Identifying the perfect university or institute for your overseas education is the kick-starter to the whole journey and that is why the most important thing to remember during this frightening and yet exciting and rewarding process is being exposed to unbiased and well-researched first-hand information.

There is something you must know and remember when eliciting the help of agencies of overseas education. While most are free or inexpensive, you must be careful with the kind of information you choose to absorb. Agencies of this nature are only able to operate for free because they are paid from elsewhere – the universities. It’s no secret that even the greatest of universities benefit largely from student fees and thus encourage an inflow of as many students as possible, setting the bar low for quality but enabling them to provide an infrastructure that justifies their reputation and ranking. As a result, while the services they offer are truly a blessing, agencies will inevitably try to push you toward institutions from which they would get commisionary benefits. It is imperative to be able to find a university that is the right fit for you and your lifestyle and for this reason, it is of paramount importance that you have access to unbiased and correct information. For example, I chose the University of Queensland over the University of Melbourne primarily because their course structure was close to what I wished to study but also for the weather because I was raised in a hot little city and knew I wouldn’t survive the winters in. My agent repeatedly told me how great the University of Melbourne is (and this might simply be due to it’s slightly higher world ranking or could be because they provide higher commision) but I had a clearer image of what I personally needed and expected from my college education than my agent.

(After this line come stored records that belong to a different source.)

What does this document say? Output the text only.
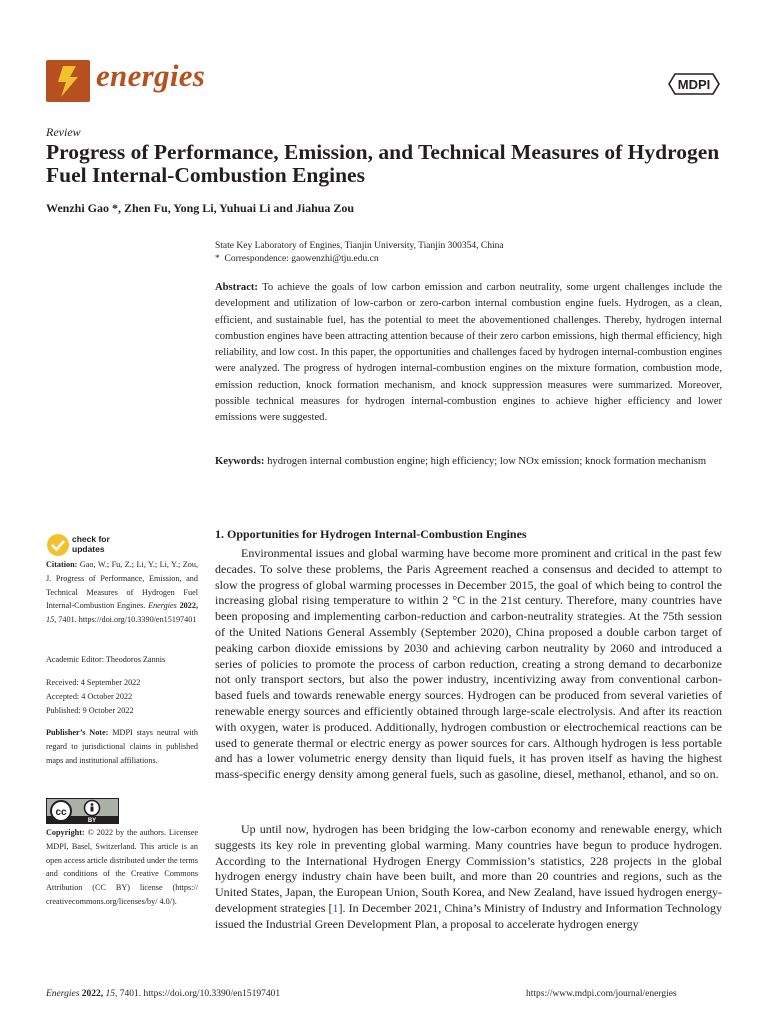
energies	MDPI
Review
Progress of Performance, Emission, and Technical Measures of Hydrogen Fuel Internal-Combustion Engines
Wenzhi Gao *, Zhen Fu, Yong Li, Yuhuai Li and Jiahua Zou
State Key Laboratory of Engines, Tianjin University, Tianjin 300354, China
* Correspondence: gaowenzhi@tju.edu.cn
Abstract: To achieve the goals of low carbon emission and carbon neutrality, some urgent challenges include the development and utilization of low-carbon or zero-carbon internal combustion engine fuels. Hydrogen, as a clean, efficient, and sustainable fuel, has the potential to meet the abovementioned challenges. Thereby, hydrogen internal combustion engines have been attracting attention because of their zero carbon emissions, high thermal efficiency, high reliability, and low cost. In this paper, the opportunities and challenges faced by hydrogen internal-combustion engines were analyzed. The progress of hydrogen internal-combustion engines on the mixture formation, combustion mode, emission reduction, knock formation mechanism, and knock suppression measures were summarized. Moreover, possible technical measures for hydrogen internal-combustion engines to achieve higher efficiency and lower emissions were suggested.
Keywords: hydrogen internal combustion engine; high efficiency; low NOx emission; knock formation mechanism
check for
updates
Citation: Gao, W.; Fu, Z.; Li, Y.; Li, Y.; Zou, J. Progress of Performance, Emission, and Technical Measures of Hydrogen Fuel Internal-Combustion Engines. Energies 2022, 15, 7401. https://doi.org/10.3390/en15197401
Academic Editor: Theodoros Zannis
Received: 4 September 2022
Accepted: 4 October 2022
Published: 9 October 2022
Publisher’s Note: MDPI stays neutral with regard to jurisdictional claims in published maps and institutional affiliations.
cc
BY
Copyright: © 2022 by the authors. Licensee MDPI, Basel, Switzerland. This article is an open access article distributed under the terms and conditions of the Creative Commons Attribution (CC BY) license (https:// creativecommons.org/licenses/by/ 4.0/).
1. Opportunities for Hydrogen Internal-Combustion Engines
Environmental issues and global warming have become more prominent and critical in the past few decades. To solve these problems, the Paris Agreement reached a consensus and decided to attempt to slow the progress of global warming processes in December 2015, the goal of which being to control the increasing global rising temperature to within 2 °C in the 21st century. Therefore, many countries have been proposing and implementing carbon-reduction and carbon-neutrality strategies. At the 75th session of the United Nations General Assembly (September 2020), China proposed a double carbon target of peaking carbon dioxide emissions by 2030 and achieving carbon neutrality by 2060 and introduced a series of policies to promote the process of carbon reduction, creating a strong demand to decarbonize not only transport sectors, but also the power industry, incentivizing away from conventional carbon-based fuels and towards renewable energy sources. Hydrogen can be produced from several varieties of renewable energy sources and efficiently obtained through large-scale electrolysis. And after its reaction with oxygen, water is produced. Additionally, hydrogen combustion or electrochemical reactions can be used to generate thermal or electric energy as power sources for cars. Although hydrogen is less portable and has a lower volumetric energy density than liquid fuels, it has proven itself as having the highest mass-specific energy density among general fuels, such as gasoline, diesel, methanol, ethanol, and so on.
Up until now, hydrogen has been bridging the low-carbon economy and renewable energy, which suggests its key role in preventing global warming. Many countries have begun to produce hydrogen. According to the International Hydrogen Energy Commission’s statistics, 228 projects in the global hydrogen energy industry chain have been built, and more than 20 countries and regions, such as the United States, Japan, the European Union, South Korea, and New Zealand, have issued hydrogen energy-development strategies [1]. In December 2021, China’s Ministry of Industry and Information Technology issued the Industrial Green Development Plan, a proposal to accelerate hydrogen energy
Energies 2022, 15, 7401. https://doi.org/10.3390/en15197401	https://www.mdpi.com/journal/energies
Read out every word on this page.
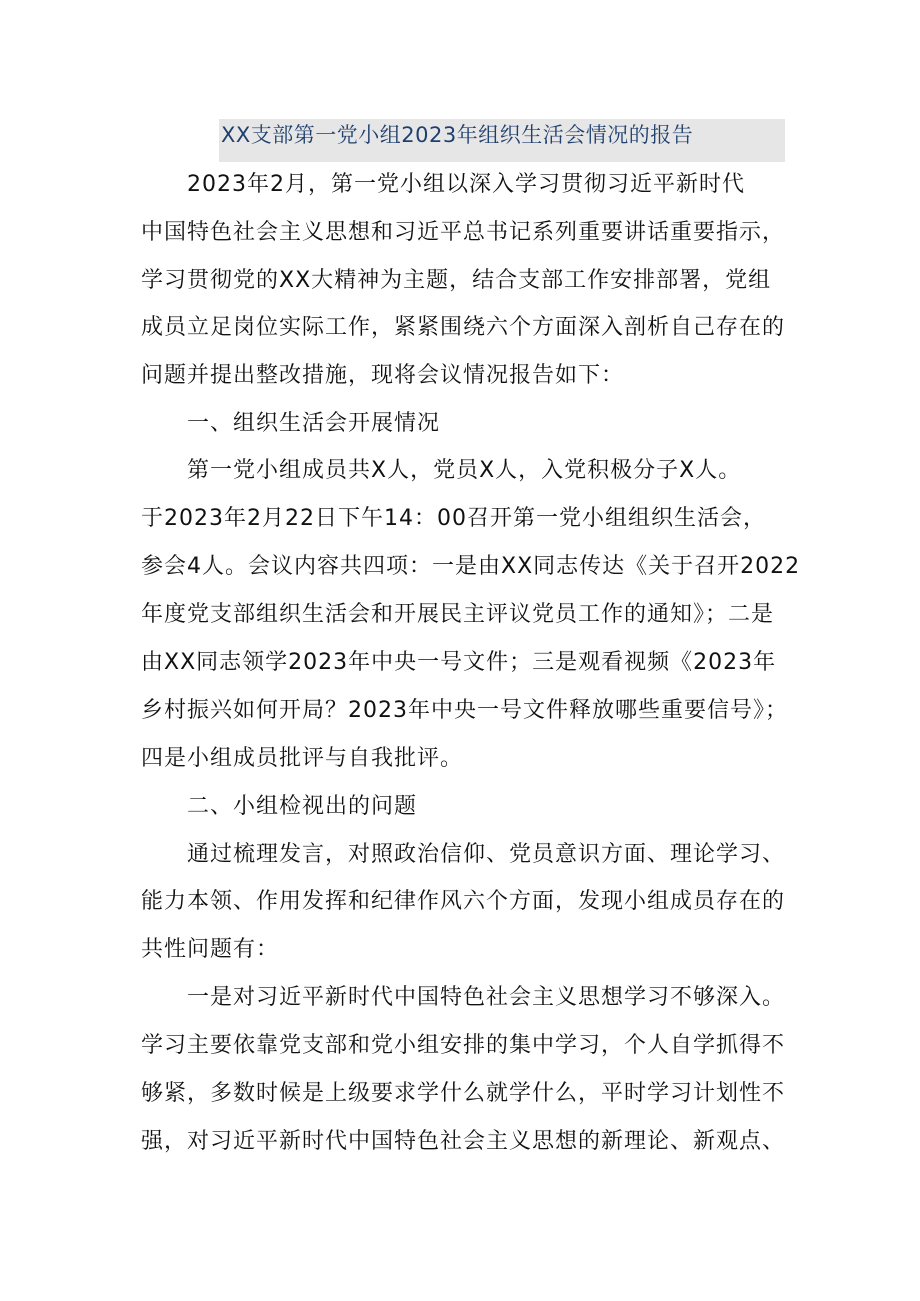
XX支部第一党小组2023年组织生活会情况的报告
2023年2月，第一党小组以深入学习贯彻习近平新时代
中国特色社会主义思想和习近平总书记系列重要讲话重要指示，
学习贯彻党的XX大精神为主题，结合支部工作安排部署，党组
成员立足岗位实际工作，紧紧围绕六个方面深入剖析自己存在的
问题并提出整改措施，现将会议情况报告如下：
一、组织生活会开展情况
第一党小组成员共X人，党员X人，入党积极分子X人。
于2023年2月22日下午14：00召开第一党小组组织生活会，
参会4人。会议内容共四项：一是由XX同志传达《关于召开2022
年度党支部组织生活会和开展民主评议党员工作的通知》；二是
由XX同志领学2023年中央一号文件；三是观看视频《2023年
乡村振兴如何开局？2023年中央一号文件释放哪些重要信号》；
四是小组成员批评与自我批评。
二、小组检视出的问题
通过梳理发言，对照政治信仰、党员意识方面、理论学习、
能力本领、作用发挥和纪律作风六个方面，发现小组成员存在的
共性问题有：
一是对习近平新时代中国特色社会主义思想学习不够深入。
学习主要依靠党支部和党小组安排的集中学习，个人自学抓得不
够紧，多数时候是上级要求学什么就学什么，平时学习计划性不
强，对习近平新时代中国特色社会主义思想的新理论、新观点、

Through my experience with applications and with an agent, I identified that this particular middleman was far from necessary. The physical process of filling in and submitting the application is straight-forward and fairly easy to do and agents were only able to help me with this uncomplicated part of the process. What I needed, instead, was someone who has already been in my place and can provide me with the information that can equip me enough to make the right, informed decision; be it in terms of coursework, jobs and career or rent, food and entertainment. I spent the better part of a month trying to connect with other international students from different universities to get an idea of what I should be prepared for if I did make the respective choice. The information I had gathered in this way was completely first hand from a student’s perspective and was unbiased in that the students had nothing to gain or lose by telling me what they really felt.

It was my good fortune that some students responded to me and so I made friends in this new world I was about to be a part of, even before I packed my bags to leave. This uncomplicated everything for me. Although the arrival of my visa was very delayed and I made it to Australia just in time for the university to start, the connections who had turned into friends had not only picked me up from the airport and arranged temporary living arrangements, but also provided me with a local sim card and number and helped me file all my paperwork before classes began.

Having almost completed my course, I can say with certain confidence that I have made the right choice of university and course. My university is a great fit for me in every way I can think of – from the culture of the city I live in, to the nature of educating I am subjected to – all of which I might have missed if I didn’t do the right research before I made my educated choice.